Like any couple, those entering a same-sex marriage need to consider if they want all the benefits to which they are now entitled, Kaigler said, as one party may not want all assets going to a surviving spouse if they are blending families.

"It's important in pointing out what things were gained to also recognize that there are also some issues now for those who are getting married that they should be aware of because they may want to make a different disposition plan than what is statutorily allowed under the law," she said. "They have to do the planning just as anyone else in deciding what would be best for that relationship."

Same-sex spouses have priority - unless estate planning documents dictate otherwise - to serve as a personal representative, guardian or conservator for their spouse if there is no power-of-attorney in place, Kaigler said.

Previously, one party in a couple not legally married could be barred from the other's hospital room or access to funds needed to pay bills. Now, they are able to make funeral and burial arrangements and either spouse can purchase insurance on the other's life, Kaigler said.

There also is a major change for couples with no estate plan.

"In the past, they would not have inherited anything as a domestic partner, but now, if the planning hasn't been done, there is a default provision that helps protect or ensure that spouse would receive some assets from the estate before relatives or others are able to receive any of those benefits," Kaigler said.

Some issues remain unresolved, Kaigler said, as there are references in codes and statutes to "husband and wife."

"There is going to be a major revamping or review of our laws to make sure everything is brought on board and to deal with some potential challenges in applying the law equitably," she said.

Employee benefits

Gregory brought up the key 2013 U.S. Supreme Court decision, United States v. Windsor, which struck down the Defense of Marriage Act, which defined marriage for federal purposes as involving opposite-sex couples.

The decision allowed legally married same-sex couples to be treated under federal law, tax law and the Employee Retirement Income Security Act of 1974 (ERISA) as spouses.

"As someone that represents a lot of employers who provide domestic partner benefits or welfare plans, when the Windsor ruling came down, it was a big deal because it meant they could finally allow people to enroll as a same-sex spouse," Gregory said. "They didn't have to treat people who were actually spouses like they were domestic partners."

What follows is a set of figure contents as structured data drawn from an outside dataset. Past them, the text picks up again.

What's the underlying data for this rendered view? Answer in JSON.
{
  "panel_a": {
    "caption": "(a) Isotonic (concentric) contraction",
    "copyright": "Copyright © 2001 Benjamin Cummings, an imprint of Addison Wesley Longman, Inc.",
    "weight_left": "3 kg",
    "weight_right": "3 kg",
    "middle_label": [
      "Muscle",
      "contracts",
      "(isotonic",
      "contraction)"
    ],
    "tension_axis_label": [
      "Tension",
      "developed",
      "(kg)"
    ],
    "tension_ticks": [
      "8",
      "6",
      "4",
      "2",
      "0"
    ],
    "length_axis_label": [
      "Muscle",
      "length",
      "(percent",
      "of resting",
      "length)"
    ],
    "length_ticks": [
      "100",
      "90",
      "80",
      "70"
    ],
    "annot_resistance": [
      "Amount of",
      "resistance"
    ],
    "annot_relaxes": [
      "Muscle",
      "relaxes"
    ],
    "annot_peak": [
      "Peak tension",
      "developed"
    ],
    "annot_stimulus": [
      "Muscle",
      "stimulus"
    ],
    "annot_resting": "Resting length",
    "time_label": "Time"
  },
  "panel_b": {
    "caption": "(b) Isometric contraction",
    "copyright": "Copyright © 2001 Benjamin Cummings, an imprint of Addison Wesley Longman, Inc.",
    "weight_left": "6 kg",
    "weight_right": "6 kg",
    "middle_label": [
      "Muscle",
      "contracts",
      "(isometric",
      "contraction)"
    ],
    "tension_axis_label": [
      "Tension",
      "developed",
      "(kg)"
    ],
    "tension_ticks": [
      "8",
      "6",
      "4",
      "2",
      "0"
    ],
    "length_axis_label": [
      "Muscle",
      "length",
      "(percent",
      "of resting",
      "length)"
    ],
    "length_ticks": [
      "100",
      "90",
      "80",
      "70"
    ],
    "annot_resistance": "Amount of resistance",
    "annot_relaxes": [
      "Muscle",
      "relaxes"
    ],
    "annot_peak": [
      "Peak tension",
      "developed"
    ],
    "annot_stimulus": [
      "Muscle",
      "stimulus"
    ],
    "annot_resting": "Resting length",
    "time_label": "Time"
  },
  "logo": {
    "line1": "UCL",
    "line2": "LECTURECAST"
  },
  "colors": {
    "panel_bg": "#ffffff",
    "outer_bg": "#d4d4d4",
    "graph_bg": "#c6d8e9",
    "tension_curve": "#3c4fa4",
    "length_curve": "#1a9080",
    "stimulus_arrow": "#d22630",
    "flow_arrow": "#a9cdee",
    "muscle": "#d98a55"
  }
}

Gregory said retroactivity is a "tricky issue" with retirement plans for those married prior to the court decisions.

Some employers retroactively amended their plans and, in 2013, the Internal Revenue Service allowed retroactive enrollment in benefits and a refund on taxes paid prior to Windsor.

As Michigan's constitution still prohibited same-sex marriage after Windsor, there could be a retroactive lawsuit over the denial of benefits to same-sex spouses.

A post-Obergefell development is that employers are "chiseling back" on domestic partner coverage, Gregory said.

"They're basically taking the position that 'you can get married now and we can provide those benefits, but if you don't want to get married, then we're not going to provide you those benefits' so it's sort of having an unintended consequence that way," he said.

Obergefell helped clarify treatment of same-sex spouses for employers and employees regarding benefits, Gregory said. There are still questions about the retroactive effect and more clarity is expected in a year or two, he said.